I didnt have to be a turd scientist to work out that the vent was blocked. 
 Months of condensation in the pipe had built up a sticky poo vent residue and eventually blocked completely, stopping the system from working. I only found out when the holding tank over flowed into the locker, which vented into the rest of the boat, making it smell fruity. As a stop gap while I composed myself, I thought I would switch the diverter valve to allow the toilet to empty directly outside, bypassing the holding tank altogether. It hadn't been used in years. Completely calcified, it wasn't budging. Only one thing for it. Everything would have to come apart for a thorough clean. I trolled off to the shop for a few cleaning items.

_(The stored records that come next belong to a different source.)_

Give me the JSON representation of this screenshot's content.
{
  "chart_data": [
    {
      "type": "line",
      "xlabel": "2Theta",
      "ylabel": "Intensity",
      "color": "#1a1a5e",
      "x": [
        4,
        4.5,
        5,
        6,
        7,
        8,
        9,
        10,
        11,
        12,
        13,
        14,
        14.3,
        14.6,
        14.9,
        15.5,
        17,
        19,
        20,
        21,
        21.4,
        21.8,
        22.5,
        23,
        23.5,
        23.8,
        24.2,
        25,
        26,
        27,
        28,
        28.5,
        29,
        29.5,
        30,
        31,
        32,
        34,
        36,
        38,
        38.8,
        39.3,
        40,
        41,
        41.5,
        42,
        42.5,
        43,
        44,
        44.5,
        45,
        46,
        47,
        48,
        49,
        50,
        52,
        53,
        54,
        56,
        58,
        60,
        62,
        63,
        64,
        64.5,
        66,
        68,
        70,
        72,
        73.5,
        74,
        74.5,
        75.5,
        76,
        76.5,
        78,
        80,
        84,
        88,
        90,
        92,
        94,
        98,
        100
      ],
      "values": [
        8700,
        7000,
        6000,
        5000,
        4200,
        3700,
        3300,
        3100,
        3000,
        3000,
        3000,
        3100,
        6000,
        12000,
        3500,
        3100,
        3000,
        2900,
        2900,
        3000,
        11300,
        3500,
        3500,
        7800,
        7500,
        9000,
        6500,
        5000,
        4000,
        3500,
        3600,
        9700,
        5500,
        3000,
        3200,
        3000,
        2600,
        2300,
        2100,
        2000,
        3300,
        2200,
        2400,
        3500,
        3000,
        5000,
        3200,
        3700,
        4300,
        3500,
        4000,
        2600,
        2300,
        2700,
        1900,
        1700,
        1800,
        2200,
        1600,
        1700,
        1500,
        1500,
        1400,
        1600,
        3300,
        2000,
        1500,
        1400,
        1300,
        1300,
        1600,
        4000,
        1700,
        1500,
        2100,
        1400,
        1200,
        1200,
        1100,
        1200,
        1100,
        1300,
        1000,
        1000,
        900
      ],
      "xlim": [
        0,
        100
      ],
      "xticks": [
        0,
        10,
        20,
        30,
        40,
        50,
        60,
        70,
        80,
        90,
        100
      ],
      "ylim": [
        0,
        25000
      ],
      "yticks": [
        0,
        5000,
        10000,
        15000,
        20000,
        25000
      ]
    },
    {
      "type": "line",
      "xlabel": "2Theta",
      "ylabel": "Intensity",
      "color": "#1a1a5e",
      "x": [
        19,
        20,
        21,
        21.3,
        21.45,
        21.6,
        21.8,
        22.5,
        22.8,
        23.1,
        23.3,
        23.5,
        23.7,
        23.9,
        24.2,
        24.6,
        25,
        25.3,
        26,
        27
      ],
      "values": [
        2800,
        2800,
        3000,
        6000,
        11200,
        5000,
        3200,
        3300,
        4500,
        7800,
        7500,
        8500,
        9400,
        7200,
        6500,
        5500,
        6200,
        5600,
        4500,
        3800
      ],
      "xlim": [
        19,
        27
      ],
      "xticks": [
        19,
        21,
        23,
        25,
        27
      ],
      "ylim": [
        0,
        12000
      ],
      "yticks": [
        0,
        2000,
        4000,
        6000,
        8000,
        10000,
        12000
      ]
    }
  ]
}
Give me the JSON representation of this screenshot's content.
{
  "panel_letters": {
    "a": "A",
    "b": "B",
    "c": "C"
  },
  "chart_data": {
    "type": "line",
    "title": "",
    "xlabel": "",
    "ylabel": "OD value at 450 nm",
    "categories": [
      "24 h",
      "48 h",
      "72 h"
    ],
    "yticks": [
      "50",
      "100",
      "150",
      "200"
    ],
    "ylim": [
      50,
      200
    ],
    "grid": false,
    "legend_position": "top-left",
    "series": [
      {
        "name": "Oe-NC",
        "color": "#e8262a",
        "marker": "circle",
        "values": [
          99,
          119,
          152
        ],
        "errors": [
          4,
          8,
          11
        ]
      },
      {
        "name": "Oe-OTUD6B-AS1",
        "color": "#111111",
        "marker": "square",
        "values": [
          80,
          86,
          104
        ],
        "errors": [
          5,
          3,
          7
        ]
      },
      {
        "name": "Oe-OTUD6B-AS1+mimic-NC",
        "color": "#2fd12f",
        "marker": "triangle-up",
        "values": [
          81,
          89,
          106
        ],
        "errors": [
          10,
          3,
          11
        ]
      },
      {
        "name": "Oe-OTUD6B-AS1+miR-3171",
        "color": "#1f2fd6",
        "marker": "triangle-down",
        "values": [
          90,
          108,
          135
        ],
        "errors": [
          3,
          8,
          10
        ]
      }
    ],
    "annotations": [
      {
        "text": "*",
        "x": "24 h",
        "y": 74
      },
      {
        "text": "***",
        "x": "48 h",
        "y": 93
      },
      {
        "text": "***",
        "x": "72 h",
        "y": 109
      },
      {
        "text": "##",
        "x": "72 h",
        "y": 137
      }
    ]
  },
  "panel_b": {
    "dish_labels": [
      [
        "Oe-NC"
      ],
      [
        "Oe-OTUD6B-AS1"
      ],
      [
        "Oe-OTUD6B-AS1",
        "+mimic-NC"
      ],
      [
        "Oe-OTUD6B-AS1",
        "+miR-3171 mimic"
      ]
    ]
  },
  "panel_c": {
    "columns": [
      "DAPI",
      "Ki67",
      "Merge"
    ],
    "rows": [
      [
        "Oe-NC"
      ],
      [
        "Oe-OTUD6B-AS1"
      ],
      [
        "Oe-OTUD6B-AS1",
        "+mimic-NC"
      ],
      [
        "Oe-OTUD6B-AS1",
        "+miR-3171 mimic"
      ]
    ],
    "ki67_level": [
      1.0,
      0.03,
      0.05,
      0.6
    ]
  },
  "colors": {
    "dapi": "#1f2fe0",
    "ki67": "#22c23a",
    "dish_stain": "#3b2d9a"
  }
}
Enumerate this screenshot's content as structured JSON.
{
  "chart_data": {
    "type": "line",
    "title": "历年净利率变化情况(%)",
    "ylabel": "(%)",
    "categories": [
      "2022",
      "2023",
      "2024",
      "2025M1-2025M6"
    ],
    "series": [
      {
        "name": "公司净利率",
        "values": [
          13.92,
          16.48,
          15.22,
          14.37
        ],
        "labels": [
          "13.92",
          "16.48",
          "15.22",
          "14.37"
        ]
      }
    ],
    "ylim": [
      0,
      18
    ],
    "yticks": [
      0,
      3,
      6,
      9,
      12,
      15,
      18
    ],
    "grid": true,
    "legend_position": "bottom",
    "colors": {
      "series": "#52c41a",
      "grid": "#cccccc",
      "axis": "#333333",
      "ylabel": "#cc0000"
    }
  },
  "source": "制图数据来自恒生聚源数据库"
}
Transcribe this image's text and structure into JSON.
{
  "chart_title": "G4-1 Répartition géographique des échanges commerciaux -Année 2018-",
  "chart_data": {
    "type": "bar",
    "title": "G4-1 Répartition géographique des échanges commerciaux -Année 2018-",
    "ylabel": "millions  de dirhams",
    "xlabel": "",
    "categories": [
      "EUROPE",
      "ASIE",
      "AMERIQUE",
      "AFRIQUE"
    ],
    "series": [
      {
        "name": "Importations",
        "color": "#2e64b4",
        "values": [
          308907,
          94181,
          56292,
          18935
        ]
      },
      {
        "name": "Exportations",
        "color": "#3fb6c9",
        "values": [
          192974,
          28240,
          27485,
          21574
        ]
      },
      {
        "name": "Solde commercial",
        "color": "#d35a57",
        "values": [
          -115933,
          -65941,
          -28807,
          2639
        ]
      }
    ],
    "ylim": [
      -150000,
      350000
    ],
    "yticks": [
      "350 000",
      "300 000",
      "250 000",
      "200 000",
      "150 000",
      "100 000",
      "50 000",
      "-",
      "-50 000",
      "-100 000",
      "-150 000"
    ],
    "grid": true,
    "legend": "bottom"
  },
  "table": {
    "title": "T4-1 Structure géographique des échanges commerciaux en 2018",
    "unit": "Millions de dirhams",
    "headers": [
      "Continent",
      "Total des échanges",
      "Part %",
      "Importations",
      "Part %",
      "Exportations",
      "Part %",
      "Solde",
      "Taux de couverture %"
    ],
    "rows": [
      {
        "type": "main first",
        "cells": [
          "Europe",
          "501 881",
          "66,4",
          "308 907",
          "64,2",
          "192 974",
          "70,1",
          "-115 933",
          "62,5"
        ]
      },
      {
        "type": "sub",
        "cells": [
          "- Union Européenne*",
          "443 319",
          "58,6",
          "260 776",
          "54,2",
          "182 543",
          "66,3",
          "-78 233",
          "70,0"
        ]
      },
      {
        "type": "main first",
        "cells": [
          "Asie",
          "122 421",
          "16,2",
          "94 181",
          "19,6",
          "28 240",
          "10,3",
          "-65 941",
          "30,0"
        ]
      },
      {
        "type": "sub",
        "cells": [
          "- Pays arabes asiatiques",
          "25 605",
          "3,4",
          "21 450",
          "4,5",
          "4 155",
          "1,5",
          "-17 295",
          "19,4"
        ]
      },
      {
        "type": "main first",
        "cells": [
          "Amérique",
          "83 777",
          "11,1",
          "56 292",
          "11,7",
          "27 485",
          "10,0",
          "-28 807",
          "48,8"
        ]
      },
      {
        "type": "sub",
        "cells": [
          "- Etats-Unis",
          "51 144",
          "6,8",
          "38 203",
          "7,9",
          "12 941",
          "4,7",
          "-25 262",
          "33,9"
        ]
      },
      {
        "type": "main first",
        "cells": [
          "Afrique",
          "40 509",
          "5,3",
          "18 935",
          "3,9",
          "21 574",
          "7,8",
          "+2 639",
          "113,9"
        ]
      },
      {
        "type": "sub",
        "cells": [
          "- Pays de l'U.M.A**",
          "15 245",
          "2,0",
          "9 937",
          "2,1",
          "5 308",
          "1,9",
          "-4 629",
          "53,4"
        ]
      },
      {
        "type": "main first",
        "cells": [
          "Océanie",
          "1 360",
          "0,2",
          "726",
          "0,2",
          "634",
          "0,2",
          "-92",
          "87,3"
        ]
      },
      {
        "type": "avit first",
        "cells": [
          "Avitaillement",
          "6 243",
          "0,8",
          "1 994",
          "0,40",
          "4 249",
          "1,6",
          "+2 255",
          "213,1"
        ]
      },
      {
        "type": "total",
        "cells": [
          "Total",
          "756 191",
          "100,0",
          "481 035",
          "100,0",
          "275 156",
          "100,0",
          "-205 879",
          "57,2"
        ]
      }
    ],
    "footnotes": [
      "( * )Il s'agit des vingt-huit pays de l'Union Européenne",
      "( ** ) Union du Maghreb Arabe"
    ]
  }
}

the vent pipe came off, the line was bleached, cleaned, jet washed, blockage removed. Job done. Pipe back on. The inspection hatch came off for cleaning, and while it was off I took a moment to inspect and see if I could work out why the poo gauge was on full all the time. What greeted my dewy eye was a pile of heaped up stale shite to one end of the tank, unmoved by my efforts to pump the tank empty with the muncher. semi solid, it just sat there while the liquids emptied around it, leaving the tank at half capacity at best. I needed a stick. There was only one way this bad boy was going anywhere.
In Bob Marley style, I had to Stir It Up.
Pointing a hose tentatively inside the box, I rewatered the poo, agitated it with a stick, activated the muncher, then poured more water in, agitated some more and repeated the process several times until I could see the bottom of the tank finally. This wasn't without hazard though as the splash back from the hose in the tank meant inevitably I got shit on my face. Which was nice.
Next job. Clean the stuck valve. Taking the hoses off the valve, it unscrewed to reveal a nicely calcified interior. The scaling slid away easily, it was too easy. I filled the pipes with vinegar and watched the calcium bubble away. Putting everything together again, hoses back on. I pumped the boom box with trepidation. Yes, the valve now leaked like a spit roast prostitute. It was not a pretty sight. The plastic valve it seems had been cracked a while, but had been nicely sealed with the calcium deposits. Freshly de-scaled, it now dribbled and splurted out in a whole new direction than manufacturers intended and the toilet had to be put out of commission while I waited for the chandlers to open again. A night of pissing in a bucket.


Next morning, new valve from Chandler B in Southend. Slightly different but it does the job. Except it leaks. just a tiny amount. Maybe it will bed itself in?